Fuel made inexpensively through artificial photosynthesis could be the ultimate renewable energy source. Now researchers at Caltech say they have built the first prototype of an artificial leaf that is both efficient and safe. They say the device, which uses light and water to make clean hydrogen fuel, could lead to a commercially viable version in the near future.
The technology harnesses the sun’s energy to split water into hydrogen and oxygen; the hydrogen could be used as fuel for vehicles or be stored for use in generating electricity. A photovoltaic material captures photons and generates electrons, which are passed on to chemical catalysts to do the water splitting.
To be commercially viable, the system, which is inspired by plant photosynthesis, must be efficient, stable, inexpensive, and safe, says Nate Lewis, a professor of chemistry at Caltech, who led the new research. Some previous demonstrations of artificial leaf technology have shown impressive efficiency but haven’t been stable, he says. “Nothing is close, in terms of efficiency and stability and safety all combined at once, to what we’ve done here,” says Lewis.

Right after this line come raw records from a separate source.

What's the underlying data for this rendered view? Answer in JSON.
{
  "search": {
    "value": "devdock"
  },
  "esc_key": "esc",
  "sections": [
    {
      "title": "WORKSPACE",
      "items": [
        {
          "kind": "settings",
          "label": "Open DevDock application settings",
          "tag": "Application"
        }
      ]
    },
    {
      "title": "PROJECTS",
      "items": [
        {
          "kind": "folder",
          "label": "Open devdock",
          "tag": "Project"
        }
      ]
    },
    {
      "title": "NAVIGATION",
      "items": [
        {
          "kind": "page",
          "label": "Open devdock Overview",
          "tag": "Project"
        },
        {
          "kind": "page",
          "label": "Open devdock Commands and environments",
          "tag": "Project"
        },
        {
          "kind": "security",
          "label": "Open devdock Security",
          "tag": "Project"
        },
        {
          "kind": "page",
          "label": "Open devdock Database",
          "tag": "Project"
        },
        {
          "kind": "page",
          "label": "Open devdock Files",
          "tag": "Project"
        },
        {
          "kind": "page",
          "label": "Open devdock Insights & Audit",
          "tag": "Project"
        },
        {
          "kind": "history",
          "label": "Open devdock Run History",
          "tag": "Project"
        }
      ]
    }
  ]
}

A number of groups are pursuing artificial leaf technologies, and are taking a range of different approaches. The prize is a technology that would be better than solar power because its product is an easily stored fuel instead of intermittent electricity. But achieving artificial photosynthesis is a steep technical challenge that requires getting multiple different materials and catalysts to work together.

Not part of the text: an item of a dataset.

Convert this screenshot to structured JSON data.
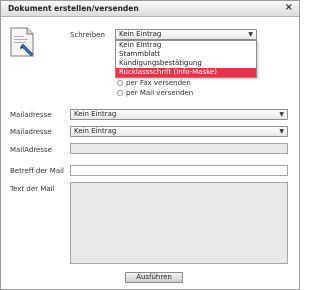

Key to the enhanced stability is a chemical called titanium dioxide, which the researchers used to protect the photovoltaic materials from the corrosion that occurs due to the chemical reaction that makes oxygen. They applied it as a very thin coating, using a process already used by the semiconductor industry. Crucially, the protective material is compatible with a membrane the group developed to keep the oxygen and hydrogen gas from mixing, which is an explosion hazard. It is also compatible with cheap catalysts that are already used commercially and are made of abundant materials, says Lewis.
The newly demonstrated system represents the accomplishment of a five-year project of the Joint Center for Artificial Photosynthesis, which received $122 million from the federal government in 2010 and will soon be up for new funding. The objective was to demonstrate the direct production of fuel from the sun with efficiency 10 times greater than plants.
The technology still must get a lot cheaper to be competitive with other sources of fuel. Ultimately, Lewis envisions a system that can be “rolled out like a piece of plastic” over a large area. What’s important now, he says, is the proof that achieving high efficiency safely and in a relatively stable manner is even doable. “We will work on the cost after we are walking instead of crawling.”